A former Nazi SS guard has said so many trains full of Jews used to arrive at Auschwitz that often two would have to wait with closed doors while people from the first were “processed”. Most of those who disembarked were gassed to death almost immediately.
Oskar Groening, 93, was speaking on the second day of his trial for being an accessory to the murder of at least 300,000 Jews at the death camp.
He has said he is “morally” guilty but had no direct role in the genocide.
The charges against the former guard relate to a period between May and July 1944 when about 425,000 Jews from Hungary were taken to the Auschwitz-Birkenau complex in Poland.
Oskar Groening described “orderly” scenes as trainloads of Jews were taken to the gas chambers
Groening, who is being tried in the German town of Lueneburg, said he was regularly assigned to the Auschwitz I section of the complex but also undertook guard duties at Birkenau, where the main gas chambers were located.
“The capacity of the gas chambers and the capacity of the crematoria were quite limited,” he told the court.
“Someone said that 5,000 people were processed in 24 hours but I didn’t verify this.
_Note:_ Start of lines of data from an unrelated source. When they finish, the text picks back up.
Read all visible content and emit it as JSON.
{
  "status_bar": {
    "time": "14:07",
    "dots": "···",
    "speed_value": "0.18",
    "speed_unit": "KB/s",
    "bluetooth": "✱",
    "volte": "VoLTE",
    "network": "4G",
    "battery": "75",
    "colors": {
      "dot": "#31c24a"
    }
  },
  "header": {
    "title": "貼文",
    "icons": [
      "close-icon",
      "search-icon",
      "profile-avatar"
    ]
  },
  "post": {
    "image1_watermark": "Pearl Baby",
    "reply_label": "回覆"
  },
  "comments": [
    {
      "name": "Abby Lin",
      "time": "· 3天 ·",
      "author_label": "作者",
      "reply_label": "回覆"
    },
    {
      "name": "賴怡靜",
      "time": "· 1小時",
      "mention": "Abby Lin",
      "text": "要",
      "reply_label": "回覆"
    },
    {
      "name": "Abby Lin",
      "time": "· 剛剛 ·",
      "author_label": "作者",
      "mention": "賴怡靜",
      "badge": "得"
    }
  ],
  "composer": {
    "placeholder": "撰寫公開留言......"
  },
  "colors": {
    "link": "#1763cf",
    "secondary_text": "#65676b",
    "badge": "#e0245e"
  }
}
I didn’t know.
“For the sake of order we waited until train one was entirely processed and finished.”
Survivors have said their arrival at Auschwitz was chaotic and deeply traumatic, with Nazi guards shouting orders, dogs barking and families being separated.
Groening described the scene as “very orderly” and “not strenuous” for him.
“They all walked, some in one direction, some in another direction… to where the crematoria and gas chambers were,” he said.
Auschwitz survivor Eva Kor recalled being forcibly separated from her mother
One of the survivors, Eva Kor, 81, said she did not remember Mr Groening personally but could not forget the scene.
“Everything was going very fast. Yelling, crying, pushing; even dogs were barking. I had never experienced anything that fast or that crazy in my entire life,” she told AP news agency before addressing the court.
Her parents and two elder sisters were taken straight to the gas chambers, while she and her twin sister, both 10 at the time, were used in experiments conducted by Nazi doctor Josef Mengele.
Recalling the moment she was torn away from her mother, she said: “All I remember is her arms stretched out in despair as she was pulled away.
“I never even got to say goodbye.”
On Tuesday, addressing the judges, Mr Groening said: “I ask for forgiveness. I share morally in the guilt but whether I am guilty under criminal law, you will have to decide.”
If found guilty, he could face between three and 15 years in prison.